= Château Valandraud =

Château Valandraud, or Château de Valandraud, is Bordeaux wine producer situated in the Saint-Émilion appellation, promoted to Premier Grand Cru Classé in the 2012 Classification of Saint-Emilion wine. The winery is located on the Right Bank of France’s Bordeaux wine region in the commune of Saint-Émilion.
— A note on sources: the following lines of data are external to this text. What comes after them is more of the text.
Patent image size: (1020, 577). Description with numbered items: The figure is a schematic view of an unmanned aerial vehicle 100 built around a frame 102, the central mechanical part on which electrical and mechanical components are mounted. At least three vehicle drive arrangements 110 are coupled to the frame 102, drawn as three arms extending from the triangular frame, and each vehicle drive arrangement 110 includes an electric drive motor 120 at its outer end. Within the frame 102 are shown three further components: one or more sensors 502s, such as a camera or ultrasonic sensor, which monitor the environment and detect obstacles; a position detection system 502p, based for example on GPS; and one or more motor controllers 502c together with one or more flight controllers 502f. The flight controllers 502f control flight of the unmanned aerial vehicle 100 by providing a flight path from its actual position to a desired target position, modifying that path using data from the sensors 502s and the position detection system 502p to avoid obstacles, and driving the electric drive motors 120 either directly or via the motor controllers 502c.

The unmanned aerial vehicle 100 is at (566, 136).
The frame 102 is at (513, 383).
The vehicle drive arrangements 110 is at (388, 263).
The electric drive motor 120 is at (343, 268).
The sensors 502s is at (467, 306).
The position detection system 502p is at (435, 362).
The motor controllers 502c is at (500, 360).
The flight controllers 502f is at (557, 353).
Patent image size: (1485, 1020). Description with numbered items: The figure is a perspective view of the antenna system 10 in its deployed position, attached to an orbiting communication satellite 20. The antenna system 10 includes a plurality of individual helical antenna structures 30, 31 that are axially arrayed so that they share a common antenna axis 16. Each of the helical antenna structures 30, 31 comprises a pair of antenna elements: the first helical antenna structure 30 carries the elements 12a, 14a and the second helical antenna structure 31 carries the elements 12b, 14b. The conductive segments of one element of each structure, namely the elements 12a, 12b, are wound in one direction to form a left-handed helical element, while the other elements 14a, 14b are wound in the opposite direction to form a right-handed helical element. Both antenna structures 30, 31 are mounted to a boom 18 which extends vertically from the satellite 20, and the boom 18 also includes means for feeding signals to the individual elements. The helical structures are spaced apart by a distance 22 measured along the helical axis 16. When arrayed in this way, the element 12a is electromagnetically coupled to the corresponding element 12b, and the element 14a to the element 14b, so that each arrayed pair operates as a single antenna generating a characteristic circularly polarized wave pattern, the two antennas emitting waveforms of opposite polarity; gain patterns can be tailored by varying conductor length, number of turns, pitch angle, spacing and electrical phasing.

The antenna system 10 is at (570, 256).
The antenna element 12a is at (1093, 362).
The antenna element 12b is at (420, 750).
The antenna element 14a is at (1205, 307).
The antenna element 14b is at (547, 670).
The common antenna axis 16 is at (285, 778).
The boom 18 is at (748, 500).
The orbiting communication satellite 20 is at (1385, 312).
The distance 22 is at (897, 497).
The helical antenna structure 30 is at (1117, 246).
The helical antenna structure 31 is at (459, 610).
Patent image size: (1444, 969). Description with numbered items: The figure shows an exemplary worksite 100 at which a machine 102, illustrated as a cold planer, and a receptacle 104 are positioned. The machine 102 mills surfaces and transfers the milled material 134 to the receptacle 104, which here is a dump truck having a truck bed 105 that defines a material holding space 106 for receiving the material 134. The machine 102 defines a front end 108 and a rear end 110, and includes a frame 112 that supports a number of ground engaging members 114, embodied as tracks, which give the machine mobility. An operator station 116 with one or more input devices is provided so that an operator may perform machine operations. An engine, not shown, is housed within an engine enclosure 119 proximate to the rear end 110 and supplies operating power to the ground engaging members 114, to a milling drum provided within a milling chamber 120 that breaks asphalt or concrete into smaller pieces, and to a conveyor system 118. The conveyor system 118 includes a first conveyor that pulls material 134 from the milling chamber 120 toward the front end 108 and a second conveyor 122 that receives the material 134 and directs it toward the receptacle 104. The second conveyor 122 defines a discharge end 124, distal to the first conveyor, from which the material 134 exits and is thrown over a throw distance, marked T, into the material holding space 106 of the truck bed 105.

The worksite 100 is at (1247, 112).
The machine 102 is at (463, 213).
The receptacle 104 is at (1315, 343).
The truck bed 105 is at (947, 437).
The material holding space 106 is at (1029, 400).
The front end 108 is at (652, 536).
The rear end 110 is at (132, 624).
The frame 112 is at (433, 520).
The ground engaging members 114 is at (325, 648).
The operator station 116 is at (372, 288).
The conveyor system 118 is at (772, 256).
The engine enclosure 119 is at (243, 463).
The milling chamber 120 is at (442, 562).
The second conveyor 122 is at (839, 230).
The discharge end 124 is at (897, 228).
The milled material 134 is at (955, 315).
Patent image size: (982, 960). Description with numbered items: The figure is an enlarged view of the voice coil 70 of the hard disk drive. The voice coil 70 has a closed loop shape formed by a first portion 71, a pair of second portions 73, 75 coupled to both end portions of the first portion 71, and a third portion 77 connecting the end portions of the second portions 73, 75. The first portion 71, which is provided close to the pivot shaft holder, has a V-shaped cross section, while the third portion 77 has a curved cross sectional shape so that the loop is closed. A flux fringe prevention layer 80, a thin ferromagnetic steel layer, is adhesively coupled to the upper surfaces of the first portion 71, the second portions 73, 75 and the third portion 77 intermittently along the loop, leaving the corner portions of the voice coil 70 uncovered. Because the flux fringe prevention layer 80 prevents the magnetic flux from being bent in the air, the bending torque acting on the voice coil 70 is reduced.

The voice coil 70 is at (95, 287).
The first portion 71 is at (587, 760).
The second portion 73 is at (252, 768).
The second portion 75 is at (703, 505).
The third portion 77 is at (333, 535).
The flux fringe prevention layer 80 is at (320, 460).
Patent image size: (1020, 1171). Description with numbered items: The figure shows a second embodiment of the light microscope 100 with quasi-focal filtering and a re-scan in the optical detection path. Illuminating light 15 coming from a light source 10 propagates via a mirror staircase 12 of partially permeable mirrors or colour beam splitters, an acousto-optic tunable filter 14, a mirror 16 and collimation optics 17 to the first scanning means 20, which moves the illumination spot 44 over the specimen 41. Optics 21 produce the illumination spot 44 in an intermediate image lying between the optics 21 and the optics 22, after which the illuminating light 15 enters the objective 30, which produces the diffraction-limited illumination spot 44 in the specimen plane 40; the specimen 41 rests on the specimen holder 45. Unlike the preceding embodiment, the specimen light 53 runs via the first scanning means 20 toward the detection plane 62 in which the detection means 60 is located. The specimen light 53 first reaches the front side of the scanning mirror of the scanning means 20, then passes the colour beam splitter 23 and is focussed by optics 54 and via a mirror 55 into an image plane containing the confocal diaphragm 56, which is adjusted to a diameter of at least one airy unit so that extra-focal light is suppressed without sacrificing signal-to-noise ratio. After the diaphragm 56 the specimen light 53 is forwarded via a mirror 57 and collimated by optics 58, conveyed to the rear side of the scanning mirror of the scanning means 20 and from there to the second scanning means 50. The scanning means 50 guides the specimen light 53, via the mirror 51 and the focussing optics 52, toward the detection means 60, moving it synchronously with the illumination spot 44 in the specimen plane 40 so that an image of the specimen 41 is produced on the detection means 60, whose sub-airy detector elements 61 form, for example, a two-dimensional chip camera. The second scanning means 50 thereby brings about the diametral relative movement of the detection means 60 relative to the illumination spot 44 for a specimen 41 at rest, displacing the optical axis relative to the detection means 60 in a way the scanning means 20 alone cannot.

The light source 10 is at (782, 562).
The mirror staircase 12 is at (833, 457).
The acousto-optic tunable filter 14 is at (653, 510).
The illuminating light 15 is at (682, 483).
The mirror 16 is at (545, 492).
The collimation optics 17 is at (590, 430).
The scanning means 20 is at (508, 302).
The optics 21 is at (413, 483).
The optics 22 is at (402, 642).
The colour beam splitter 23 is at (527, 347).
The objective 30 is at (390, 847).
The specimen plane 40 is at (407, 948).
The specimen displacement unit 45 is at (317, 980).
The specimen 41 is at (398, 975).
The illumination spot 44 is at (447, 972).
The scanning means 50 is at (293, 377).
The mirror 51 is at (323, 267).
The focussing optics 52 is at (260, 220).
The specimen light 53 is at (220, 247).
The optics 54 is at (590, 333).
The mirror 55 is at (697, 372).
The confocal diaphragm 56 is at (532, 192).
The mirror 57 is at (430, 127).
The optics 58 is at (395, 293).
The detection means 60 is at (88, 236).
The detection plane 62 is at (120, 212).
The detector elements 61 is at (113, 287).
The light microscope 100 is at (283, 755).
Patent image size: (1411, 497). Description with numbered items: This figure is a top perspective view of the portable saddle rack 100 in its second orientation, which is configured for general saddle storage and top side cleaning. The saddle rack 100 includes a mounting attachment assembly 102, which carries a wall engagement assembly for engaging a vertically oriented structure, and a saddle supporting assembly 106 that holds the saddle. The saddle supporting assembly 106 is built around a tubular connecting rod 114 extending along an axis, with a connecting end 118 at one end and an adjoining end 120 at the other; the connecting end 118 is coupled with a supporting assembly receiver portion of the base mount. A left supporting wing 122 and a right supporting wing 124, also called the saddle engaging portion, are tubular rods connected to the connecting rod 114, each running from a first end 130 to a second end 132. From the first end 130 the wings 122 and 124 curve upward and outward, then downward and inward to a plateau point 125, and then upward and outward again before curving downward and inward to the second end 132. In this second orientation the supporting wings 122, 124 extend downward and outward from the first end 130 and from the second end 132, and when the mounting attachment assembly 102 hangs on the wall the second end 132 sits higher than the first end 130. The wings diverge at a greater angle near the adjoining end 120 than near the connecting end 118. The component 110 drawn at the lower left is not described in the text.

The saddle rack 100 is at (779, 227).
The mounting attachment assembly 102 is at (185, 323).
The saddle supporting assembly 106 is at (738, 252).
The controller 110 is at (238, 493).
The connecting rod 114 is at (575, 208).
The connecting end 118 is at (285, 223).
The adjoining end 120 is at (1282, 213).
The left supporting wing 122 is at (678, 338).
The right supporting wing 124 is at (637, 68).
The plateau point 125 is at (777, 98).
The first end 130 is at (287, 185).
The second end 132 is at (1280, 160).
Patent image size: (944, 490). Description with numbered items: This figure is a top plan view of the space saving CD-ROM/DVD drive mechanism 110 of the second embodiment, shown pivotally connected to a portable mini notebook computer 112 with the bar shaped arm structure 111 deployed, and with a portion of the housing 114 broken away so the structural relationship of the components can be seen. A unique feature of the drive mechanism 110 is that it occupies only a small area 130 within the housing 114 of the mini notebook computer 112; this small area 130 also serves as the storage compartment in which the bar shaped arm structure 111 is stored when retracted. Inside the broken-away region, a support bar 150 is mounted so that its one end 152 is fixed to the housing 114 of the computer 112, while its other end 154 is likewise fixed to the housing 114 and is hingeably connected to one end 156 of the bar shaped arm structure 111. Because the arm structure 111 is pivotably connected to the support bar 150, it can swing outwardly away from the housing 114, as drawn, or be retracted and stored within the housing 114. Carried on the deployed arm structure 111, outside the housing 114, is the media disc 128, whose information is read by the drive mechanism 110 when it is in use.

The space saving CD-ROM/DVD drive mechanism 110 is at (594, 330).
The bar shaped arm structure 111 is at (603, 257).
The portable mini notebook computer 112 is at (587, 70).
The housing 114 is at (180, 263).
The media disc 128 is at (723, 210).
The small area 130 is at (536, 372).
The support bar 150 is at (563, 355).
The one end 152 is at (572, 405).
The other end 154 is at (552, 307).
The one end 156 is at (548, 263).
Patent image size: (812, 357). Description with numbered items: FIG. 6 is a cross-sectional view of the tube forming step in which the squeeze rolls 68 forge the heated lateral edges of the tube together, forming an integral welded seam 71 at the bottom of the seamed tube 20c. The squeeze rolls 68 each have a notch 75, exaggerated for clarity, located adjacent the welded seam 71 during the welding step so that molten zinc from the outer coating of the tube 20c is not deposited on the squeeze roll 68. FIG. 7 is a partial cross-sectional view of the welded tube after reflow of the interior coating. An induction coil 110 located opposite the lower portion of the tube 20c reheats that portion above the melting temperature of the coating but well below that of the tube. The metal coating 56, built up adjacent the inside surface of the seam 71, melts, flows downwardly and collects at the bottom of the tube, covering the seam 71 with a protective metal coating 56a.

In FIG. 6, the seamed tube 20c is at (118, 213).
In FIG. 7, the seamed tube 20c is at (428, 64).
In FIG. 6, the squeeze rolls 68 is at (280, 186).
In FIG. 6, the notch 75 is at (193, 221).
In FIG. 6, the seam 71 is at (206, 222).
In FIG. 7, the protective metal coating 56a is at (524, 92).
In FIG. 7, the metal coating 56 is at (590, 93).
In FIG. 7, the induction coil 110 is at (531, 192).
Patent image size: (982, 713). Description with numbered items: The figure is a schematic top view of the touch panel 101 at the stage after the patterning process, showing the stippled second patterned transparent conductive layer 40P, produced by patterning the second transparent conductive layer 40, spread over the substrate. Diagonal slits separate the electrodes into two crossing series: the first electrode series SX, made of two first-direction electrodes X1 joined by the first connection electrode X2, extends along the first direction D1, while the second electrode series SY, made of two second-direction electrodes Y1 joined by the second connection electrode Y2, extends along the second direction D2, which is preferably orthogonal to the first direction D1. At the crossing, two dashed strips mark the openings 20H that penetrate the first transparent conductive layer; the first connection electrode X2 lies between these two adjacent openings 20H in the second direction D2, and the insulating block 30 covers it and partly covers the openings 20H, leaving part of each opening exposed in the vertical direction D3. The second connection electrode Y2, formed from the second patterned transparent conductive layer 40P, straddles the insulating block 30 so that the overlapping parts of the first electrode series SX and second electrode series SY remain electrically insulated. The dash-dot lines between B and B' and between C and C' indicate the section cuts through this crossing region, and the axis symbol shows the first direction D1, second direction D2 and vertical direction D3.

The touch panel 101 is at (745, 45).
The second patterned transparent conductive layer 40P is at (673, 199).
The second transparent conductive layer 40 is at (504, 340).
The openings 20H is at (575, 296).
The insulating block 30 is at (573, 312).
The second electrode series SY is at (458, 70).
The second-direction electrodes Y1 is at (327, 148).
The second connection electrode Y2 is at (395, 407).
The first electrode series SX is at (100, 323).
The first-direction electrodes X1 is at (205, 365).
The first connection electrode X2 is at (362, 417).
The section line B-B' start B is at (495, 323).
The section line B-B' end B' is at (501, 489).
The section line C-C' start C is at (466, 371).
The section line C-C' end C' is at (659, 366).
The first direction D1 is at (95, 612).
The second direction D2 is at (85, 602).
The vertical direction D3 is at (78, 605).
The winery also produces the second wines, Virginie de Valandraud and 3 de Valandraud, and the Kosher wine Château Valandraud Kosher.

==History==
In 1989 Jean-Luc Thunevin and his wife Murielle Andraud bought a 0.6 ha plot in Saint-Émilion near Château Pavie-Macquin. Further plots in the region were acquired over the years, in locations such as Saint-Sulpice-de-Faleyrens and Saint-Étienne-de-Lisse, and a former garage to be used as a winery, releasing the first vintage in 1991 of 1,500 bottles priced at €13. Exemplified as a typical "microchâteau", Thunevin is closely associated with the "garagiste" movement, and the wine is described as the pioneer "Vin de garage". In 1995, Valandraud was given a better rating by Robert Parker than Château Pétrus, and by 1997 the Valandraud bottle price was set at €91. The 2005 vintage was set at €165.

The Thunevins have since taken on several projects, including the first "garage wine"' of Médoc, Marojallia, and acting as négociant distributor for several estates from Bordeaux, Languedoc-Roussillon and elsewhere, including Château Ausone, Gracia, Harlan Estate and Dominio de Pingus.

Jean-Luc Thunevin is among the wine personalities satirised next to Robert Parker in the 2010 bande dessinée comic book, Robert Parker: Les Sept Pêchés capiteux.

==Production==
The vineyard area currently extends 4.5 ha, with the grape varieties composed of 65% Merlot, 30% Cabernet Franc, 5% Cabernet Sauvignon and 5% Malbec. The annual production of the Grand Vin is typically 15,000 to 20,000 bottles.

Other labels produced include the Virginie de Valandraud, 3 de Valandraud, Château Valandraud Kosher, Blanc de Valandraud N° 1 and N° 2, Bad Boy, and the declassified non-vintage vin de table L’Interdit de V……d which was not allowed by INAO to vintage date the 2000 harvest or be designated as a Saint-Émillion wine.